I am rather pleased to report that I am a lifelong conservative. Out of intellectual curiosity, I did in my youth join organizations from right across the political spectrum so I am certainly not closed-minded and am very familiar with the full spectrum of political thinking. Nonetheless, I did not have to undergo the lurch from Left to Right that so many people undergo. At age 13 I used my pocket-money to subscribe to the "Reader's Digest" -- the main conservative organ available in small town Australia of the 1950s. I have learnt much since but am pleased and amused to note that history has since confirmed most of what I thought at that early age.

I imagine that the the RD is still sending mailouts to my 1950s address!


I am an army man. Although my service in the Australian army was chiefly noted for its un-notability, I DID join voluntarily in the Vietnam era, I DID reach the rank of Sergeant, and I DID volunteer for a posting in Vietnam. So I think I may be forgiven for saying something that most army men think but which most don't say because they think it is too obvious: The profession of arms is the noblest profession of all because it is the only profession where you offer to lay down your life in performing your duties. Our men fought so that people could say and think what they like but I myself always treat military men with great respect -- respect which in my view is simply their due.

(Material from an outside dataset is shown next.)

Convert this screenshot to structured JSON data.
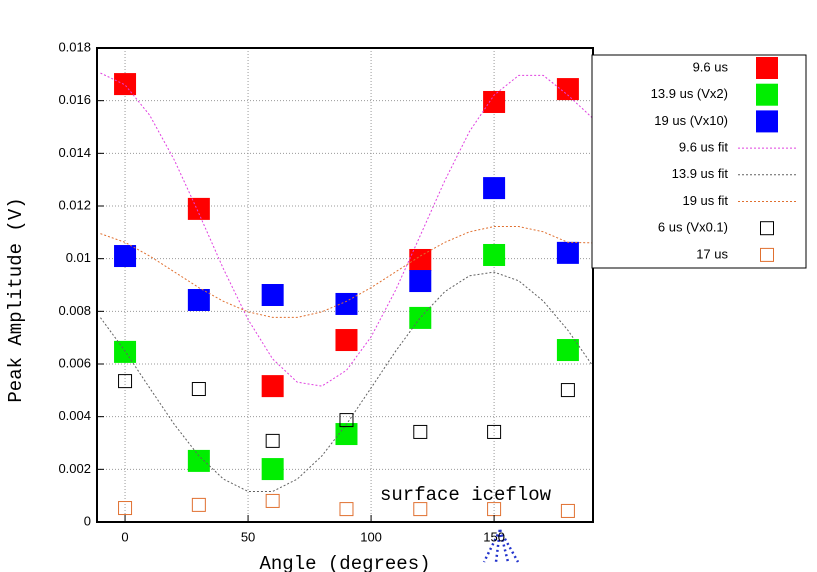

The kneejerk response of the Green/Left to people who challenge them is to say that the challenger is in the pay of "Big Oil", "Big Business", "Big Pharma", "Exxon-Mobil", "The Pioneer Fund" or some other entity that they see, in their childish way, as a boogeyman. So I think it might be useful for me to point out that I have NEVER received one cent from anybody by way of support for what I write. As a retired person, I live entirely on my own investments. I do not work for anybody and I am not beholden to anybody. And I have NO investments in oil companies, mining companies or "Big Pharma"

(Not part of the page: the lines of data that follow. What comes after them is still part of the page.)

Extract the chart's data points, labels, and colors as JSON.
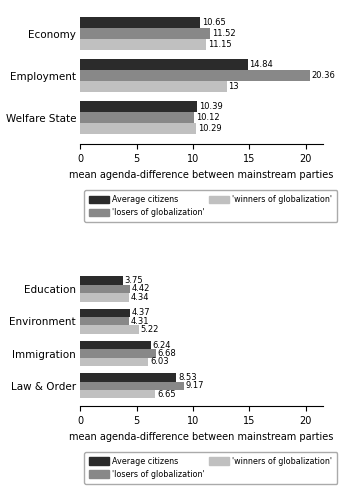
{
  "chart_a": {
    "categories": [
      "Welfare State",
      "Employment",
      "Economy"
    ],
    "avg_citizens": [
      10.39,
      14.84,
      10.65
    ],
    "losers": [
      10.12,
      20.36,
      11.52
    ],
    "winners": [
      10.29,
      13,
      11.15
    ],
    "labels_avg": [
      "10.39",
      "14.84",
      "10.65"
    ],
    "labels_los": [
      "10.12",
      "20.36",
      "11.52"
    ],
    "labels_win": [
      "10.29",
      "13",
      "11.15"
    ],
    "xlim": [
      0,
      21.5
    ],
    "xticks": [
      0,
      5,
      10,
      15,
      20
    ],
    "xlabel": "mean agenda-difference between mainstream parties"
  },
  "chart_b": {
    "categories": [
      "Law & Order",
      "Immigration",
      "Environment",
      "Education"
    ],
    "avg_citizens": [
      8.53,
      6.24,
      4.37,
      3.75
    ],
    "losers": [
      9.17,
      6.68,
      4.31,
      4.42
    ],
    "winners": [
      6.65,
      6.03,
      5.22,
      4.34
    ],
    "labels_avg": [
      "8.53",
      "6.24",
      "4.37",
      "3.75"
    ],
    "labels_los": [
      "9.17",
      "6.68",
      "4.31",
      "4.42"
    ],
    "labels_win": [
      "6.65",
      "6.03",
      "5.22",
      "4.34"
    ],
    "xlim": [
      0,
      21.5
    ],
    "xticks": [
      0,
      5,
      10,
      15,
      20
    ],
    "xlabel": "mean agenda-difference between mainstream parties"
  },
  "colors": {
    "avg_citizens": "#2b2b2b",
    "losers": "#888888",
    "winners": "#c0c0c0"
  },
  "legend_labels": {
    "avg_citizens": "Average citizens",
    "losers": "'losers of globalization'",
    "winners": "'winners of globalization'"
  },
  "bar_height": 0.26,
  "label_fontsize": 6.0,
  "tick_fontsize": 7,
  "axis_label_fontsize": 7,
  "category_fontsize": 7.5
}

UPDATE: Despite my (statistical) aversion to mining stocks, I have recently bought a few shares in BHP -- the world's biggest miner, I gather. I run the grave risk of becoming a speaker of famous last words for saying this but I suspect that BHP is now so big as to be largely immune from the risks that plague most mining companies. I also know of no issue affecting BHP where my writings would have any relevance. The Left seem to have a visceral hatred of miners. I have never quite figured out why.


Although I have been an atheist for all my adult life, I have no hesitation in saying that the single book which has influenced me most is the New Testament. And my Scripture blog will show that I know whereof I speak.